Herpesviruses are enveloped viruses with large double-stranded DNA genomes that are highly prevalent in the human population and elicit numerous types of clinical manifestations, from mild to severe. These viruses are classified into three subfamilies: alpha-, beta-, and gammaherpesvirinae, all capable of establishing life-long persistent infections in the host. As strict intracellular parasites, these viruses have evolved molecular determinants to support and modulate viral and host gene transcription processes during infection and the translation of messenger RNAs (mRNAs) to synthesize proteins that participate in cellular pathways promoting their replication cycles and virion formation.

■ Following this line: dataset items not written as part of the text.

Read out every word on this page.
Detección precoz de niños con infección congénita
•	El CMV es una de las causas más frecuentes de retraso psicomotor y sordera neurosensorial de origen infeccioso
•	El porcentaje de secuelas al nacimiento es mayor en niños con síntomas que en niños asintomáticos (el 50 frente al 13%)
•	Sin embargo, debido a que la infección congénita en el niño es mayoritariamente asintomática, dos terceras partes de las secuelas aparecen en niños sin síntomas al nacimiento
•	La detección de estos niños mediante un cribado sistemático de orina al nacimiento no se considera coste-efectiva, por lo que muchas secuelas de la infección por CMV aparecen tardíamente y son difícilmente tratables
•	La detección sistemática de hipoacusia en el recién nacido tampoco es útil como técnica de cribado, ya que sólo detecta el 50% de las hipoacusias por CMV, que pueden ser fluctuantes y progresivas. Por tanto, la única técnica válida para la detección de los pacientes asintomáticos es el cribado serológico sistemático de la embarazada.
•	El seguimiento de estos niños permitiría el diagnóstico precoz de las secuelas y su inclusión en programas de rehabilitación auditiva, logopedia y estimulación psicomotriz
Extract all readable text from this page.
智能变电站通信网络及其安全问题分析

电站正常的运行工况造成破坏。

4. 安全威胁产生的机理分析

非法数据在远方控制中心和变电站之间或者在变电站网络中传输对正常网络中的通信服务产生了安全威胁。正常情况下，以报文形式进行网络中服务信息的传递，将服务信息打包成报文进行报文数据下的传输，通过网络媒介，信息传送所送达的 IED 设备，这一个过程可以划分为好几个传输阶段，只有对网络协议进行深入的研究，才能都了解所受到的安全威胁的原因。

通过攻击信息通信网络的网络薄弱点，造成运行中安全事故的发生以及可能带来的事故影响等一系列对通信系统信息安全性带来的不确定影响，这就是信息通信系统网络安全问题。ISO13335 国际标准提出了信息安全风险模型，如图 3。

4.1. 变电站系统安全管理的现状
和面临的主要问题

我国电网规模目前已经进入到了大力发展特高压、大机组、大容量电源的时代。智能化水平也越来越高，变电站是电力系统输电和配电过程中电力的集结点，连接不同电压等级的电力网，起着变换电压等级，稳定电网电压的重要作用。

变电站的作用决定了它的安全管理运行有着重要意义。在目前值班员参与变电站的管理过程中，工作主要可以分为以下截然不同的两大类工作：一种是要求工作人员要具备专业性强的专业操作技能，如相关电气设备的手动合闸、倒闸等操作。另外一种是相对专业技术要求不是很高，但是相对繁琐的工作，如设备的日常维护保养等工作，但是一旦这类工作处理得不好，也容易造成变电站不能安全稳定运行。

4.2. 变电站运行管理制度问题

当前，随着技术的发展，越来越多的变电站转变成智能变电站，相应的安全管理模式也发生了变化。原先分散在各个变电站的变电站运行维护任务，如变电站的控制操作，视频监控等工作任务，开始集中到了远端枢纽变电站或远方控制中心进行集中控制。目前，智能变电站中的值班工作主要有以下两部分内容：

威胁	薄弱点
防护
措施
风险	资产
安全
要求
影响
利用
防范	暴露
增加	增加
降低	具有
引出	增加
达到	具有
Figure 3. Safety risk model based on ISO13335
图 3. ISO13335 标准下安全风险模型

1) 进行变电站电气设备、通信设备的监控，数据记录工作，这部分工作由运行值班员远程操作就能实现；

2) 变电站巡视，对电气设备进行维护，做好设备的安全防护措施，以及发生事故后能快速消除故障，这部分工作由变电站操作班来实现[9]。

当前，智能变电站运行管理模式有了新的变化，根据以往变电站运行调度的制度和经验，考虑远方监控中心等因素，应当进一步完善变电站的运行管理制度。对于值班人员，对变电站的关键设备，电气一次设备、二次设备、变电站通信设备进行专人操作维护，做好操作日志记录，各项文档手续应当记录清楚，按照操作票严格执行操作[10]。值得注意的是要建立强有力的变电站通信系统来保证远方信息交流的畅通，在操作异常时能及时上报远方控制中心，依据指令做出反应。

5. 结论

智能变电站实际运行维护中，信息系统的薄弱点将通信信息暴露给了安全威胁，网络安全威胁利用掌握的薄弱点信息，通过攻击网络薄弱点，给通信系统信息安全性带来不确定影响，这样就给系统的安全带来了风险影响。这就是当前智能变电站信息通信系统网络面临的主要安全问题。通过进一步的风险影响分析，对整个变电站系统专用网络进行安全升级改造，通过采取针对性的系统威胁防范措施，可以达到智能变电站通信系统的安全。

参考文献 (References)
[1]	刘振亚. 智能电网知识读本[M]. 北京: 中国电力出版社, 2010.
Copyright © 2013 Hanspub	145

Notably, some of these proteins have functional RNA-binding domains consisting of arginine-glycine-glycine (RGG) amino acid (aa) sequences that, when methylated, regulate their nucleic acid-binding capacities and can influence the export of mRNAs lacking introns from the nucleus into the cytoplasm. Additional domains and motifs in these proteins mediate their interactions with regulatory proteins related to RNA splicing, either promoting or repressing mRNA processing. Notably, all human herpesviruses (HHVs) encode in their genomes proteins that share homology with infected cell protein 27 (ICP27) of herpes simplex virus type 1 (HSV-1), which can significantly impact the biogenesis of mRNAs and their processing during infection. Here, we review and discuss the roles of ICP27 and the corresponding homologs encoded in different human herpesviruses, focusing on their similarities and differences in structure and function. A more profound knowledge of the role of key viral factors required for effective herpesvirus replication could aid in the design and identification of novel antivirals to treat the diseases produced by these viruses.